Now, we’re going to create several independent samples from this player population. We’ll create 20 sample groups from this dataset. To do this, we’ll set up a random vector called sample_groups; to create this vector, we’ll sample from the values 1-20 as many times as there are rows in the player_age dataframe. We’ll then assign this field to the player_age dataframe. This allows every player to have a sample group value between 1-20.

# Setting seed so we can reproduce samples
set.seed(123)
sample_groups <- sample(1:20, nrow(player_age), replace = T)
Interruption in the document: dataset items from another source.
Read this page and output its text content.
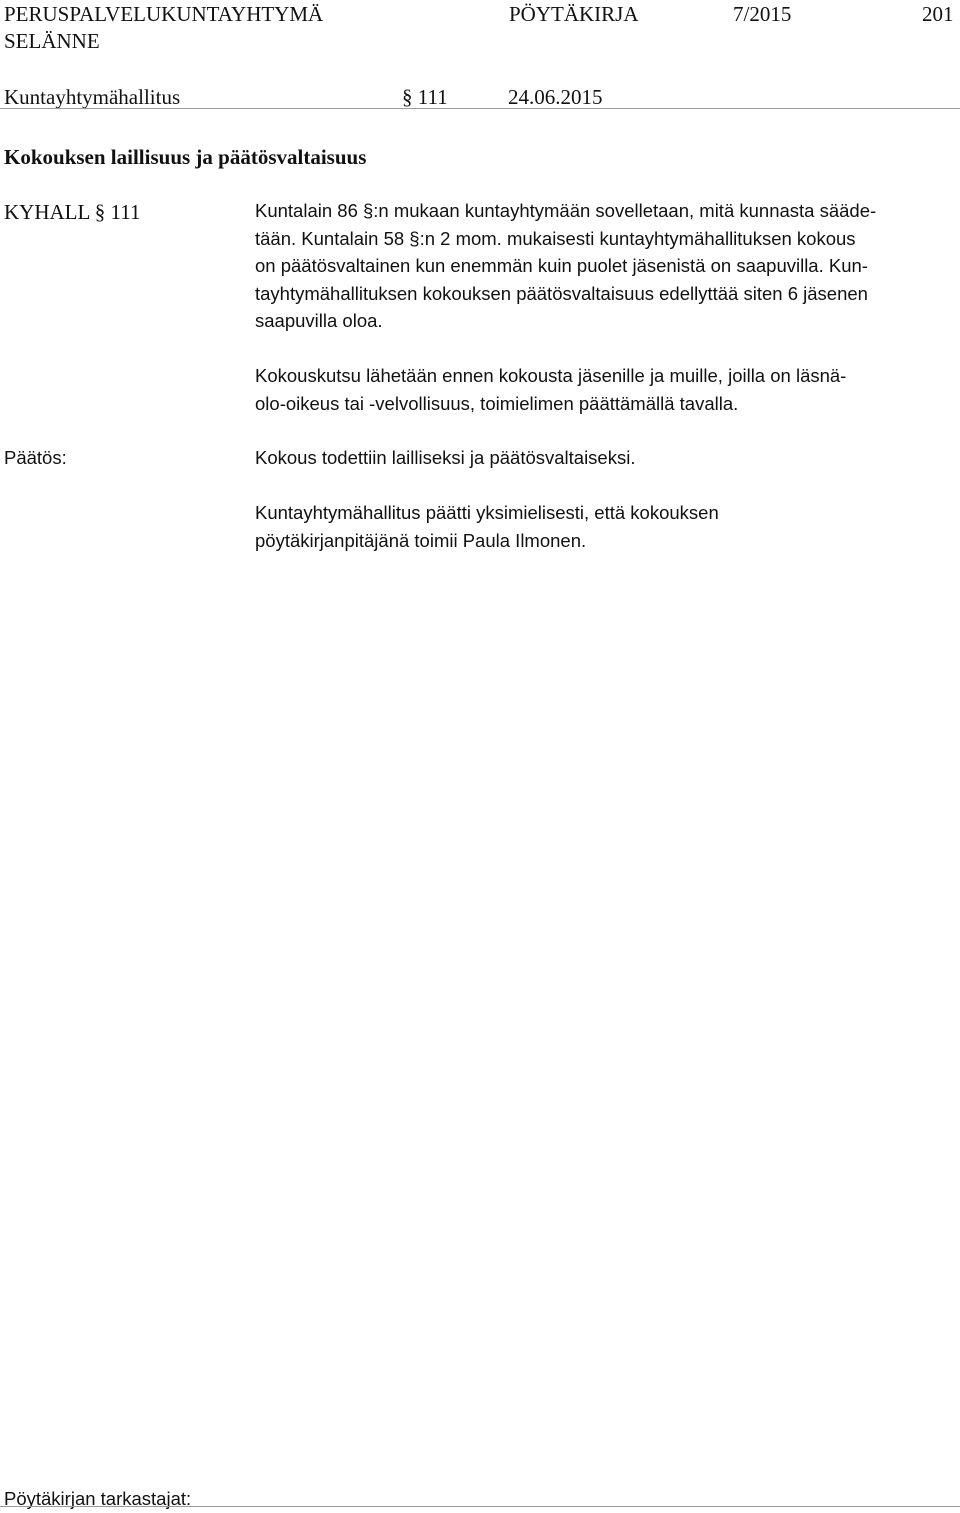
PERUSPALVELUKUNTAYHTYMÄ
SELÄNNE
PÖYTÄKIRJA	7/2015	201
Kuntayhtymähallitus	§ 111	24.06.2015
Kokouksen laillisuus ja päätösvaltaisuus
KYHALL § 111	Kuntalain 86 §:n mukaan kuntayhtymään sovelletaan, mitä kunnasta sääde-
tään. Kuntalain 58 §:n 2 mom. mukaisesti kuntayhtymähallituksen kokous
on päätösvaltainen kun enemmän kuin puolet jäsenistä on saapuvilla. Kun-
tayhtymähallituksen kokouksen päätösvaltaisuus edellyttää siten 6 jäsenen
saapuvilla oloa.
Kokouskutsu lähetään ennen kokousta jäsenille ja muille, joilla on läsnä-
olo-oikeus tai -velvollisuus, toimielimen päättämällä tavalla.
Päätös:	Kokous todettiin lailliseksi ja päätösvaltaiseksi.
Kuntayhtymähallitus päätti yksimielisesti, että kokouksen
pöytäkirjanpitäjänä toimii Paula Ilmonen.
Pöytäkirjan tarkastajat:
# Assigning sample groups vector to dataframe
sample_df <- player_age %>%
  mutate(sample = sample_groups)

Now we have 20 samples of players and their respective ages. The formula for the confidence interval is going to differ based on what parameter we’re estimating but specifically for the mean, we’ll need the following:

• Sample mean
• Sample standard deviation
• Sample size
• Standard error of the mean
  • Measures how far the sample mean is likely to be from the population mean
  • Calculated as the sample standard deviation divided by the square root of the sample size

We’ll calculate each of the above values for every sample:

sample_summary <- sample_df %>%
  group_by(sample) %>%
  summarize(avg = mean(age),
            st_dev = sd(age),
            sample_size = n()) %>%
  mutate(st_error = st_dev / sqrt(sample_size))

With the standard error, we can calculate the width of the confidence interval, also known as the margin of error. To calculate the margin of error, we’ll multiply the standard error by the t-value corresponding to a 95% confidence level.

We’ll use the qt function to calculate the t-value. We need to specify our degrees of freedom (sample size - 1) and our probability (.975). Once we have the margin of error, we just need to add and subtract it to our sample average to get our confidence interval.

sample_ci <- sample_summary %>%
  mutate(error = qt(.975, df = sample_size - 1) * st_error) %>%
  mutate(low_ci = avg - error,
         high_ci = avg + error) %>%
  select(sample, avg, low_ci, high_ci)

Now we have a 95% confidence interval for each of our samples. We’d expect that around 95% of our samples’ confidence intervals will include the population mean. Let’s find out what percentage of our confidence intervals contain the population mean:

sample_ci %>%
  mutate(contain_pop = ifelse(low_ci <= mean(player_age$age) &
                                high_ci >= mean(player_age$age), 1, 0)) %>%
  summarize(contain_pop_rate = mean(contain_pop))

## # A tibble: 1 x 1
##   contain_pop_rate
##              <dbl>
## 1              0.9

So 90% of our confidence intervals include the population mean. This is a little less than expected, but we’re dealing with only 20 samples. Over the long run, we’d expect to see this rate shift up to 95%.

With this tutorial, we now have a good understanding of what confidence intervals truly represent. They’re an easy thing to misinterpret, but when we look at it in a sampling / population context, we can get a better understanding of their meaning.